A criterion for the existence of zero modes for the Pauli operator with fastly decaying fields

TL;DR

This paper establishes a criterion linking the existence of zero modes of the Pauli operator in three dimensions to a specific quantity, for magnetic fields with particular decay, impacting inequalities in quantum mechanics.

Contribution

It introduces a new criterion based on a quantity δ(B) that determines zero mode existence for the Pauli operator with decaying magnetic fields.

Findings

Zero modes exist if and only if δ(B) = 0.

Sobolev, Hardy, and CLR inequalities hold without zero modes.
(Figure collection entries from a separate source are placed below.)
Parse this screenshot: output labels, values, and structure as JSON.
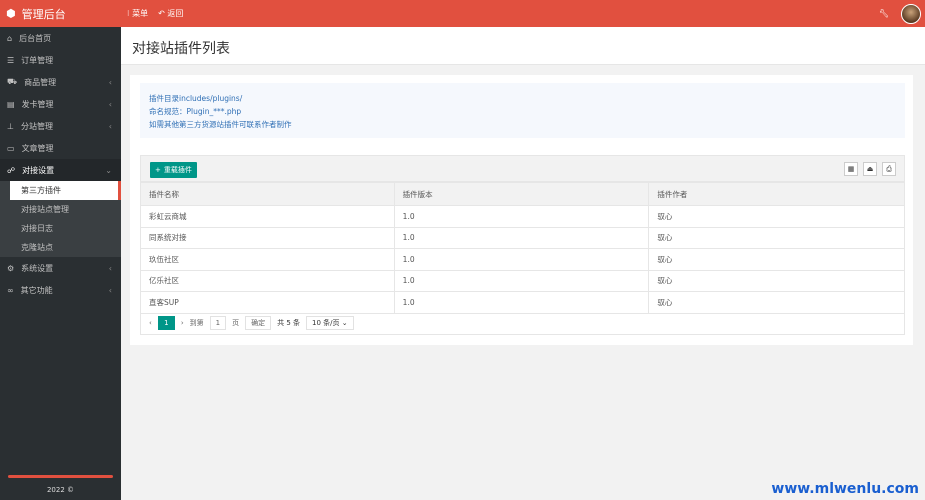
{
  "header": {
    "logo": "管理后台",
    "menu": "菜单",
    "back": "返回",
    "colors": {
      "header": "#e1503f",
      "sidebar": "#2a2f32",
      "accent": "#009688"
    }
  },
  "sidebar": {
    "items": [
      {
        "label": "后台首页",
        "icon": "home-icon"
      },
      {
        "label": "订单管理",
        "icon": "list-icon"
      },
      {
        "label": "商品管理",
        "icon": "cart-icon",
        "arrow": "‹"
      },
      {
        "label": "发卡管理",
        "icon": "card-icon",
        "arrow": "‹"
      },
      {
        "label": "分站管理",
        "icon": "sitemap-icon",
        "arrow": "‹"
      },
      {
        "label": "文章管理",
        "icon": "article-icon"
      },
      {
        "label": "对接设置",
        "icon": "connect-icon",
        "arrow": "⌄"
      }
    ],
    "sub": [
      "第三方插件",
      "对接站点管理",
      "对接日志",
      "克隆站点"
    ],
    "items2": [
      {
        "label": "系统设置",
        "icon": "gear-icon",
        "arrow": "‹"
      },
      {
        "label": "其它功能",
        "icon": "more-icon",
        "arrow": "‹"
      }
    ],
    "copyright": "2022 ©"
  },
  "page": {
    "title": "对接站插件列表"
  },
  "info": [
    "插件目录includes/plugins/",
    "命名规范：Plugin_***.php",
    "如需其他第三方货源站插件可联系作者制作"
  ],
  "toolbar": {
    "reload": "重载插件"
  },
  "table": {
    "columns": [
      "插件名称",
      "插件版本",
      "插件作者"
    ],
    "rows": [
      [
        "彩虹云商城",
        "1.0",
        "驭心"
      ],
      [
        "同系统对接",
        "1.0",
        "驭心"
      ],
      [
        "玖伍社区",
        "1.0",
        "驭心"
      ],
      [
        "亿乐社区",
        "1.0",
        "驭心"
      ],
      [
        "直客SUP",
        "1.0",
        "驭心"
      ]
    ]
  },
  "pager": {
    "current": "1",
    "goto": "到第",
    "input": "1",
    "page": "页",
    "confirm": "确定",
    "total": "共 5 条",
    "per_page": "10 条/页"
  },
  "watermark": "www.mlwenlu.com"
}
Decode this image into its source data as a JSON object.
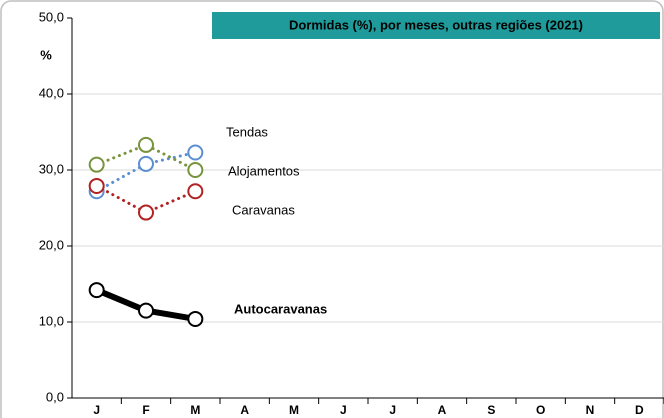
{
  "chart_data": {
    "type": "line",
    "title": "Dormidas (%), por meses, outras regiões (2021)",
    "y_label": "%",
    "categories": [
      "J",
      "F",
      "M",
      "A",
      "M",
      "J",
      "J",
      "A",
      "S",
      "O",
      "N",
      "D"
    ],
    "series": [
      {
        "name": "Tendas",
        "color": "#5b8fd1",
        "style": "dotted",
        "values": [
          27.2,
          30.8,
          32.3,
          null,
          null,
          null,
          null,
          null,
          null,
          null,
          null,
          null
        ]
      },
      {
        "name": "Alojamentos",
        "color": "#77933c",
        "style": "dotted",
        "values": [
          30.7,
          33.3,
          30.0,
          null,
          null,
          null,
          null,
          null,
          null,
          null,
          null,
          null
        ]
      },
      {
        "name": "Caravanas",
        "color": "#b22222",
        "style": "dotted",
        "values": [
          27.9,
          24.4,
          27.2,
          null,
          null,
          null,
          null,
          null,
          null,
          null,
          null,
          null
        ]
      },
      {
        "name": "Autocaravanas",
        "color": "#000000",
        "style": "solid",
        "values": [
          14.2,
          11.5,
          10.4,
          null,
          null,
          null,
          null,
          null,
          null,
          null,
          null,
          null
        ]
      }
    ],
    "ylim": [
      0,
      50
    ],
    "yticks": [
      {
        "value": 0,
        "label": "0,0"
      },
      {
        "value": 10,
        "label": "10,0"
      },
      {
        "value": 20,
        "label": "20,0"
      },
      {
        "value": 30,
        "label": "30,0"
      },
      {
        "value": 40,
        "label": "40,0"
      },
      {
        "value": 50,
        "label": "50,0"
      }
    ],
    "grid": true,
    "title_color": "#1f9b9b"
  }
}
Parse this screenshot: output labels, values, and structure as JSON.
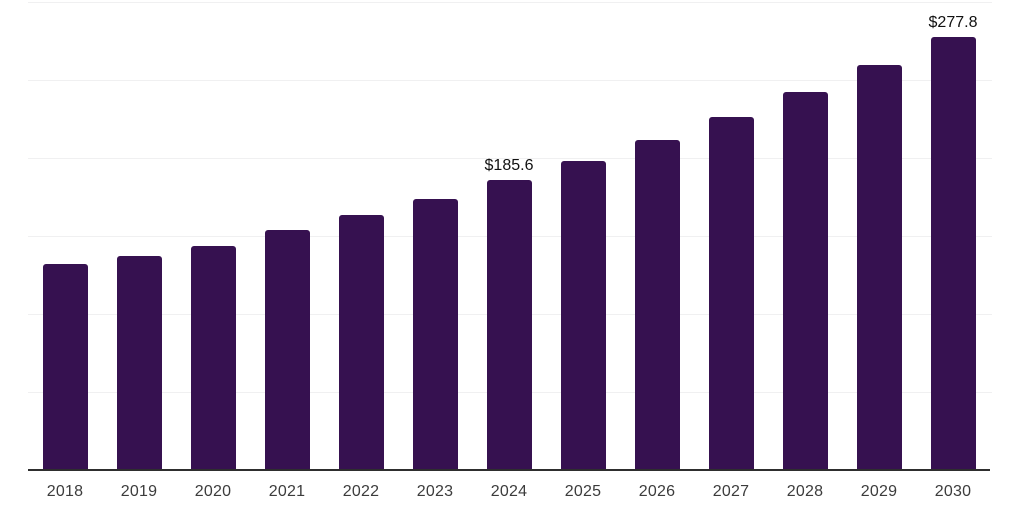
{
  "chart_data": {
    "type": "bar",
    "title": "",
    "xlabel": "",
    "ylabel": "",
    "categories": [
      "2018",
      "2019",
      "2020",
      "2021",
      "2022",
      "2023",
      "2024",
      "2025",
      "2026",
      "2027",
      "2028",
      "2029",
      "2030"
    ],
    "values": [
      132.0,
      137.4,
      143.7,
      153.6,
      163.4,
      173.5,
      185.6,
      198.0,
      211.8,
      226.0,
      242.1,
      259.5,
      277.8
    ],
    "data_labels": {
      "2024": "$185.6",
      "2030": "$277.8"
    },
    "value_prefix": "$",
    "ylim": [
      0,
      300
    ],
    "gridline_step": 50,
    "grid": "horizontal-only",
    "legend": "none",
    "colors": {
      "bar": "#361150",
      "axis": "#2e2e2e",
      "gridline": "#f0f0f1",
      "tick_label": "#3c3c3c",
      "data_label": "#111111",
      "background": "#ffffff"
    }
  }
}
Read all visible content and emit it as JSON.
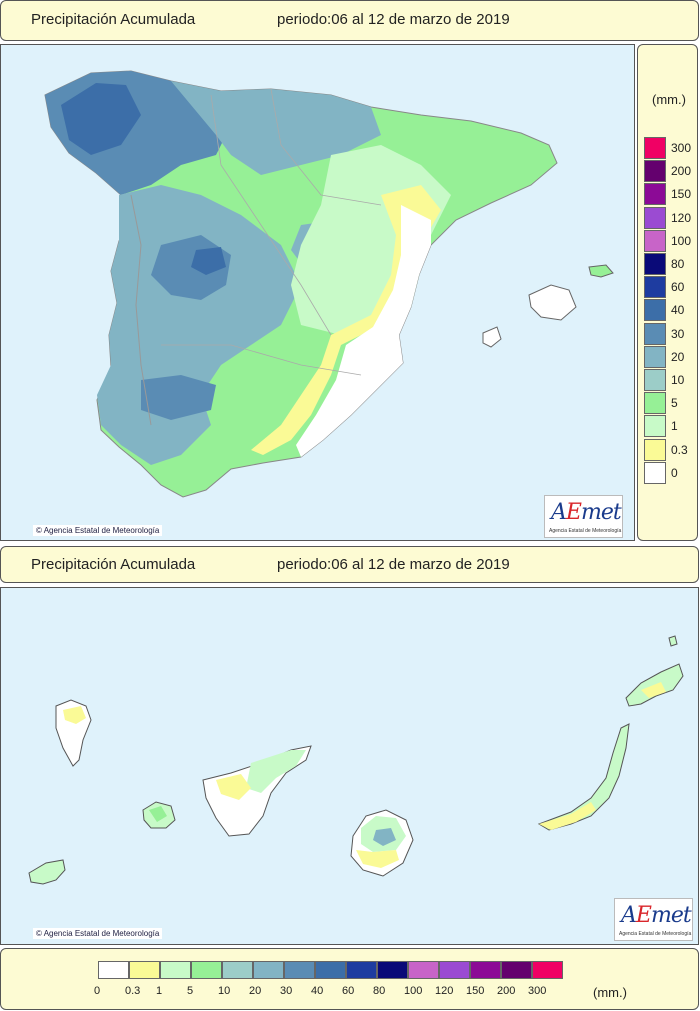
{
  "top_panel": {
    "title": "Precipitación Acumulada",
    "period": "periodo:06 al 12 de marzo de 2019"
  },
  "bottom_panel": {
    "title": "Precipitación Acumulada",
    "period": "periodo:06 al 12 de marzo de 2019"
  },
  "credit_text": "Agencia Estatal de Meteorología",
  "logo": {
    "text_a": "A",
    "text_e": "E",
    "text_rest": "met",
    "subtext": "Agencia Estatal de Meteorología"
  },
  "legend": {
    "unit": "(mm.)",
    "vertical_labels": [
      "300",
      "200",
      "150",
      "120",
      "100",
      "80",
      "60",
      "40",
      "30",
      "20",
      "10",
      "5",
      "1",
      "0.3",
      "0"
    ],
    "horizontal_labels": [
      "0",
      "0.3",
      "1",
      "5",
      "10",
      "20",
      "30",
      "40",
      "60",
      "80",
      "100",
      "120",
      "150",
      "200",
      "300"
    ],
    "classes": [
      {
        "label": "0",
        "color": "#ffffff"
      },
      {
        "label": "0.3",
        "color": "#fafa96"
      },
      {
        "label": "1",
        "color": "#c8fac8"
      },
      {
        "label": "5",
        "color": "#96f096"
      },
      {
        "label": "10",
        "color": "#9ccdc8"
      },
      {
        "label": "20",
        "color": "#82b4c4"
      },
      {
        "label": "30",
        "color": "#5a8cb4"
      },
      {
        "label": "40",
        "color": "#3c6ea8"
      },
      {
        "label": "60",
        "color": "#1e3ca0"
      },
      {
        "label": "80",
        "color": "#0a0a78"
      },
      {
        "label": "100",
        "color": "#c864c8"
      },
      {
        "label": "120",
        "color": "#9b4bd2"
      },
      {
        "label": "150",
        "color": "#8c0a96"
      },
      {
        "label": "200",
        "color": "#64006e"
      },
      {
        "label": "300",
        "color": "#f00064"
      }
    ]
  },
  "colors": {
    "sea": "#dff2fb",
    "panel_bg": "#fdfbd3",
    "border": "#555555"
  }
}
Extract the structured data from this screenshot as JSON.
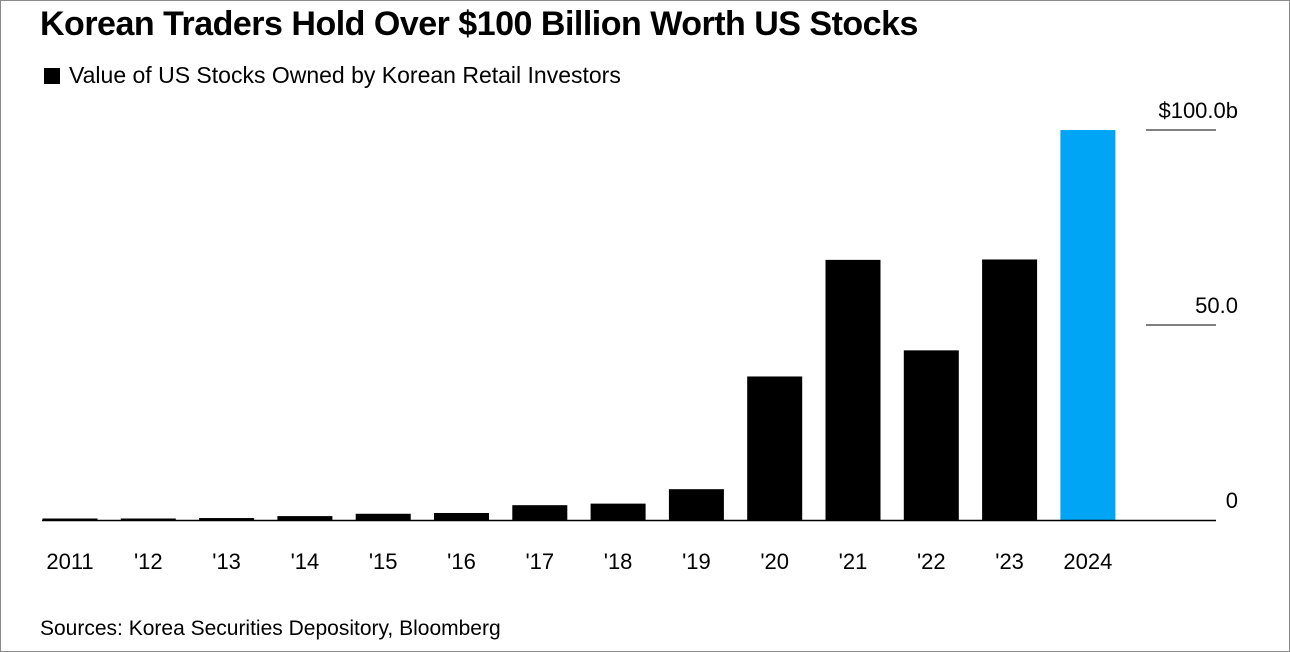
{
  "chart_data": {
    "type": "bar",
    "title": "Korean Traders Hold Over $100 Billion Worth US Stocks",
    "legend": [
      {
        "label": "Value of US Stocks Owned by Korean Retail Investors",
        "color": "#000000"
      }
    ],
    "categories": [
      "2011",
      "'12",
      "'13",
      "'14",
      "'15",
      "'16",
      "'17",
      "'18",
      "'19",
      "'20",
      "'21",
      "'22",
      "'23",
      "2024"
    ],
    "series": [
      {
        "name": "Value of US Stocks Owned by Korean Retail Investors",
        "values": [
          0.2,
          0.3,
          0.5,
          1.0,
          1.6,
          1.8,
          3.8,
          4.2,
          7.9,
          36.8,
          66.7,
          43.5,
          66.8,
          100.0
        ],
        "colors": [
          "#000000",
          "#000000",
          "#000000",
          "#000000",
          "#000000",
          "#000000",
          "#000000",
          "#000000",
          "#000000",
          "#000000",
          "#000000",
          "#000000",
          "#000000",
          "#00a5f5"
        ]
      }
    ],
    "yticks": [
      {
        "value": 0,
        "label": "0"
      },
      {
        "value": 50,
        "label": "50.0"
      },
      {
        "value": 100,
        "label": "$100.0b"
      }
    ],
    "ylim": [
      0,
      100
    ],
    "xlabel": "",
    "ylabel": "",
    "axis_position": "right"
  },
  "source_text": "Sources: Korea Securities Depository, Bloomberg"
}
The result extends previous work to fields with decay rate |x|^{-2-β}.

Abstract

We consider the Pauli operator in $\mathbb R^3$ for magnetic fields in $L^{3/2}$ that decay at infinity as $|x|^{-2-\beta}$ with $\beta > 0$. In this case we are able to prove that the existence of a zero mode for this operator is equivalent to a quantity $\delta(\mathbf B)$, defined below, being equal to zero. Complementing a result from [Balinsky, Evans, Lewis (2001)], this implies that for the class of magnetic fields considered, Sobolev, Hardy and CLR inequalities hold whenever the magnetic field has no zero mode.